Major inhibitors include:

  1. Teacher turnover. In most project schools at least one new teacher has been hired each year of the project. In some schools there has been a complete turnover of the entire mathematics department. Over 50% of teachers are no longer teaching mathematics in project schools. The biggest surprise was to learn that the majority of these teachers are still at their schools, but teaching a subject other than mathematics. To deal with the turnover issue, COMMSTEP has conducted additional week-long Connected Mathematics institutes prior to the start of school for the past two years. New teachers are also included in grade-level meetings with COMMSTEP mentors. However, teacher turnover will continue to be a major problem for quality curriculum implementation unless ongoing professional development is provided to address the needs of new teachers.
  2. Administrator support/turnover. In addition to teacher turnover, 50% of building-level administrators are either retired or moved to a different school/district. A majority of principals indicate they do not feel comfortable with mathematics. Administrator support and consistency of leadership are critical to the success of projects such as COMMSTEP.
  3. Support of three curriculum projects. When the grant proposal was first conceived, the leadership team felt it important to give participating schools a choice among three curricula (Connected Mathematics Program, Mathematics in Context, and MathScape). It has been very difficult to provide professional development on all three curricula at three grade levels. Given that over 80% of project schools are implementing CMP, Mathematics in Context and MathScape teachers sometimes feel overlooked.
  4. Differing levels of experience. In a few schools the project supported teachers who had taught CMP before becoming part of COMMSTEP. A small number of teachers had attended summer workshops at Michigan State University. Even though the majority were not implementing the curriculum well, the few teachers who had attended professional development sessions at MSU were more likely to implement CMP as designed. It was difficult to meet the needs of these "experienced" teachers in workshop settings; however, mentoring sessions provided the individualization these teachers needed.
  5. Differing levels of school-year professional development. COMMSTEP's original design provided monthly workshops for sixth-grade teachers and quarterly workshops for seventh- and eighth-grade teachers. The project design focused "up front" efforts on sixth-grade teachers for several reasons: traditionally less mathematics content background, entry point for middle school, and entry point into new curriculum.

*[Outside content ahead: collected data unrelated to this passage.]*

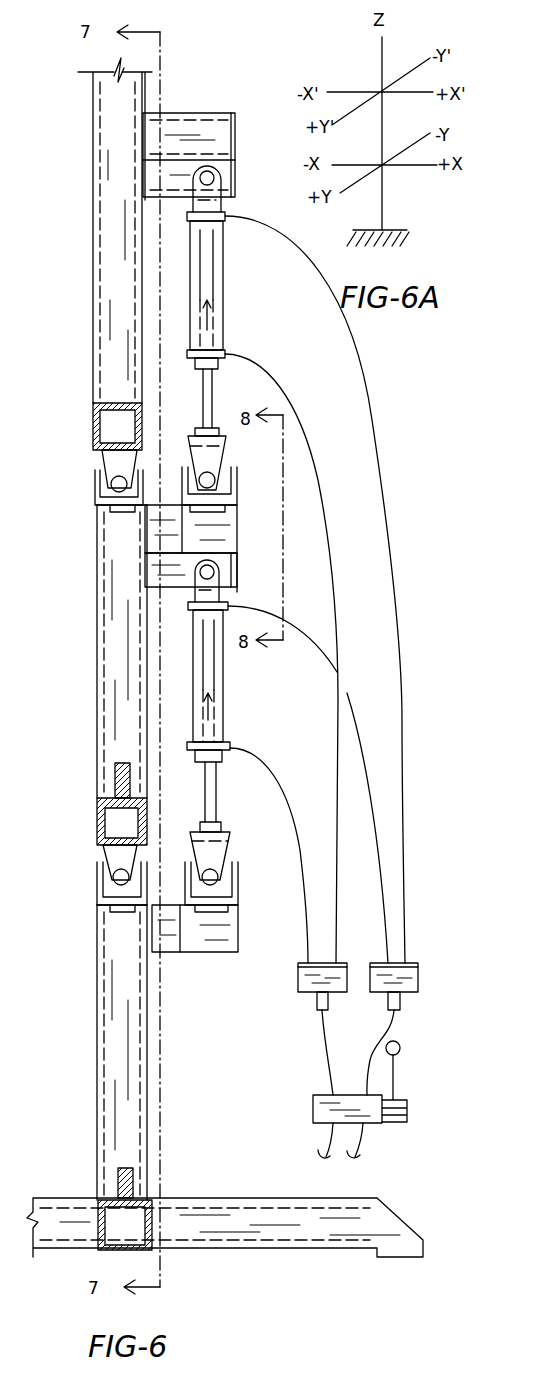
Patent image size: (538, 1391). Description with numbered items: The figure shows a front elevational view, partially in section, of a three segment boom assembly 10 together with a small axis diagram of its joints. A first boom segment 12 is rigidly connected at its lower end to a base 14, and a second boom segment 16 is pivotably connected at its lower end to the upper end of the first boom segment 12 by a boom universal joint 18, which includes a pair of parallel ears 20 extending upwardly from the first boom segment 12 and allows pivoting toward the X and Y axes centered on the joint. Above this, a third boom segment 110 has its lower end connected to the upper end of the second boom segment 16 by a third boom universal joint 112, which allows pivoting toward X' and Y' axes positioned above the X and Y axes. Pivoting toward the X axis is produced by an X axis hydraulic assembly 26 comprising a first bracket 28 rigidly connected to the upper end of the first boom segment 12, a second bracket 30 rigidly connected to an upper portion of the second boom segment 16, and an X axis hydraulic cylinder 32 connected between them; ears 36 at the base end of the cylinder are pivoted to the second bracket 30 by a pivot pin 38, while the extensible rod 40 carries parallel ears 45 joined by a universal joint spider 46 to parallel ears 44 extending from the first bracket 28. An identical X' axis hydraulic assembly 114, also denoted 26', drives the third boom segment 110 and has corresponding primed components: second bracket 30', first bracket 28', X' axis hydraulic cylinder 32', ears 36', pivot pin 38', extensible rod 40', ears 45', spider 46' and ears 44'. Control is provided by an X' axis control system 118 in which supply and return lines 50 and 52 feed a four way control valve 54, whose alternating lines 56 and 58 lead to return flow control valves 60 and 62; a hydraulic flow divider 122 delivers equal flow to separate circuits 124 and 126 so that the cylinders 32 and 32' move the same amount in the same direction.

In FIG. 6A, the boom assembly 10 is at (333, 70).
In FIG. 6, the first boom segment 12 is at (97, 1095).
In FIG. 6A, the first boom segment 12 is at (385, 222).
In FIG. 6, the base 14 is at (292, 1197).
In FIG. 6, the second boom segment 16 is at (97, 682).
In FIG. 6A, the second boom segment 16 is at (385, 125).
In FIG. 6, the boom universal joint 18 is at (97, 873).
In FIG. 6A, the boom universal joint 18 is at (384, 168).
In FIG. 6, the parallel ears 20 is at (138, 893).
In FIG. 6, the X axis hydraulic assembly 26 is at (293, 658).
In FIG. 6, the X axis hydraulic assembly 26' is at (315, 507).
In FIG. 6, the first bracket 28 is at (195, 947).
In FIG. 6, the first bracket 28' is at (214, 529).
In FIG. 6, the second bracket 30 is at (191, 599).
In FIG. 6, the second bracket 30' is at (216, 155).
In FIG. 6, the X axis hydraulic cylinder 32 is at (233, 686).
In FIG. 6, the X' axis hydraulic cylinder 32' is at (238, 295).
In FIG. 6, the ears 36 is at (234, 593).
In FIG. 6, the ears 36' is at (238, 206).
In FIG. 6, the pivot pin 38 is at (237, 570).
In FIG. 6, the pivot pin 38' is at (241, 183).
In FIG. 6, the extensible rod 40 is at (233, 792).
In FIG. 6, the extensible rod 40' is at (242, 398).
In FIG. 6, the parallel ears 44 is at (235, 848).
In FIG. 6, the parallel ears 44' is at (236, 459).
In FIG. 6, the parallel ears 45 is at (232, 899).
In FIG. 6, the parallel ears 45' is at (233, 486).
In FIG. 6, the universal joint spider 46 is at (241, 867).
In FIG. 6, the universal joint spider 46' is at (241, 470).
In FIG. 6, the hydraulic supply and return line 50 is at (330, 1140).
In FIG. 6, the hydraulic supply and return line 52 is at (362, 1140).
In FIG. 6, the four way control valve 54 is at (313, 1108).
In FIG. 6, the alternating hydraulic supply and return line 56 is at (325, 1035).
In FIG. 6, the alternating hydraulic supply and return line 58 is at (390, 1025).
In FIG. 6, the return flow control valve 60 is at (404, 1000).
In FIG. 6, the return flow control valve 62 is at (312, 1000).
In FIG. 6, the third boom segment 110 is at (92, 200).
In FIG. 6A, the third boom segment 110 is at (383, 45).
In FIG. 6, the third boom universal joint 112 is at (77, 445).
In FIG. 6A, the third boom universal joint 112 is at (384, 90).
In FIG. 6, the X' axis hydraulic assembly 114 is at (254, 341).
In FIG. 6, the X' axis control system 118 is at (435, 818).
In FIG. 6, the hydraulic flow divider 122 is at (298, 975).
In FIG. 6, the circuit 124 is at (288, 805).
In FIG. 6, the circuit 126 is at (402, 930).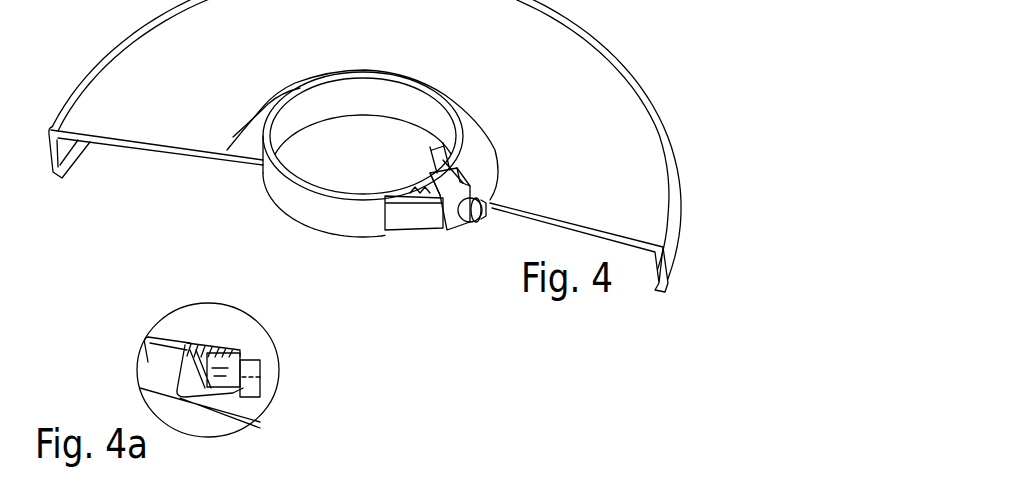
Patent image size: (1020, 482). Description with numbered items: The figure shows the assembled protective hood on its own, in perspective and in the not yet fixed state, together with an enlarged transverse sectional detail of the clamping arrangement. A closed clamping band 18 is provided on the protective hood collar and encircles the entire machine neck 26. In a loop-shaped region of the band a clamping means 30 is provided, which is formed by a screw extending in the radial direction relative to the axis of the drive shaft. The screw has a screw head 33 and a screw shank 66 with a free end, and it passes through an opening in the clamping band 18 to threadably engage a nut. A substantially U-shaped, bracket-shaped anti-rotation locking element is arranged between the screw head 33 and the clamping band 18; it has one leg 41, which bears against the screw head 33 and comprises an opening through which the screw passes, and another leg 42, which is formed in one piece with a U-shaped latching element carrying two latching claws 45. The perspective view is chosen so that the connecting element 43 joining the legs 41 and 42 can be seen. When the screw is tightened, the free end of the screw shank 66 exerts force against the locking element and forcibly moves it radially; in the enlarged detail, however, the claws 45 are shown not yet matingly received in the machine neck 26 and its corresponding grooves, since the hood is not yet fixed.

In FIG. 4, the connecting element 43 is at (463, 183).
In FIG. 4A, the clamping band 18 is at (227, 352).
In FIG. 4A, the machine neck 26 is at (180, 357).
In FIG. 4A, the leg 41 is at (247, 363).
In FIG. 4A, the latching claws 45 is at (197, 348).
In FIG. 4A, the leg 42 is at (188, 366).
In FIG. 4A, the clamping means 30 is at (260, 375).
In FIG. 4A, the screw head 33 is at (243, 390).
In FIG. 4A, the screw shank 66 is at (222, 378).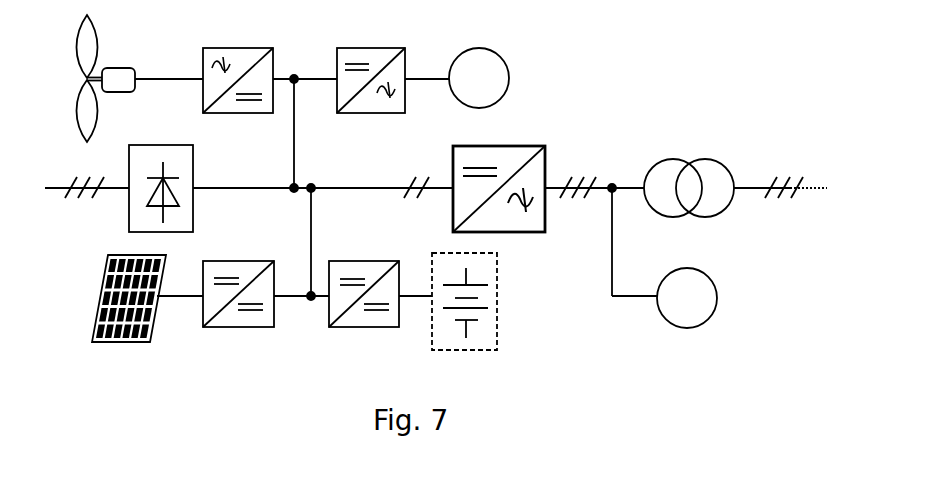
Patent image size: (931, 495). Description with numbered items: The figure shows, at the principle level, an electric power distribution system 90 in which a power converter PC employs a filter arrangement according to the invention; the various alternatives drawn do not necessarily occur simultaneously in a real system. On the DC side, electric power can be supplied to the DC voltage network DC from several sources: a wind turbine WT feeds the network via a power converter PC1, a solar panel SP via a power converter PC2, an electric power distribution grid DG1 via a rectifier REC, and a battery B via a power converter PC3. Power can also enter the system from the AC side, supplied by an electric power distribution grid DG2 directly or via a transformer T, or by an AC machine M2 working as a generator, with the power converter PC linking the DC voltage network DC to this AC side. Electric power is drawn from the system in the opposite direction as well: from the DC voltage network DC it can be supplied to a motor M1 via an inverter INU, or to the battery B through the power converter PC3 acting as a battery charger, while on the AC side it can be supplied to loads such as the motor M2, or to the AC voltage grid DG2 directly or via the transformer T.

The hybrid power system 90 is at (586, 48).
The wind turbine WT is at (110, 78).
The power converter PC1 is at (238, 67).
The inverter INU is at (371, 67).
The motor M1 is at (479, 78).
The electric power distribution grid DG1 is at (77, 179).
The rectifier REC is at (161, 176).
The DC voltage network DC is at (335, 173).
The power converter PC is at (499, 174).
The transformer T is at (689, 175).
The electric power distribution grid DG2 is at (795, 180).
The AC machine M2 is at (687, 298).
The solar panel SP is at (114, 298).
The power converter PC2 is at (238, 281).
The power converter PC3 is at (364, 281).
The battery B is at (480, 301).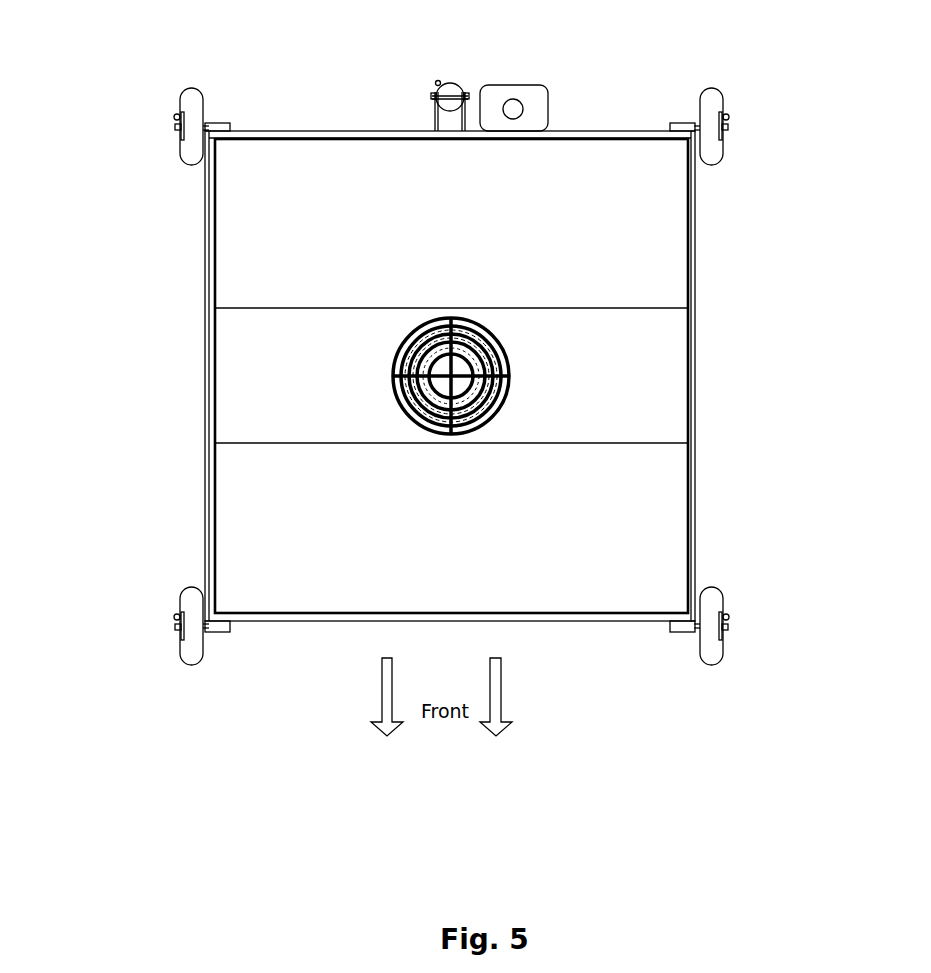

However, by not providing as many school-year workshops for seventh- and eighth-grade teachers, curriculum implementation was more "sluggish" at these levels when compared with sixth-grade teachers' efforts.
  6. State assessment program. Although the Colorado Student Assessment Program (CSAP) is aligned with state model content standards and standards-based mathematics curriculum, some teachers, administrators, and district assessment coordinators look for a "quick fix" to address the testing issue. "Test Prep" programs are put in place that detract from the conceptual underpinnings of curriculum being implemented and focus students on isolated skill problems with no connection to current lessons. Although 25% of CSAP items are released each year, teachers continue to have a skewed view of the content of the assessment believing that computation is a major emphasis.
  7. Insufficient time for teaching math. Several schools still allocate no more than 45 minutes per day for mathematics teaching. This time frame makes it extremely difficult for teachers to allow students the exploration time necessary to fully understand curriculum concepts. Lessons are hurried and usually lack closure. In addition, literacy continues to dominate most school-based professional development sessions.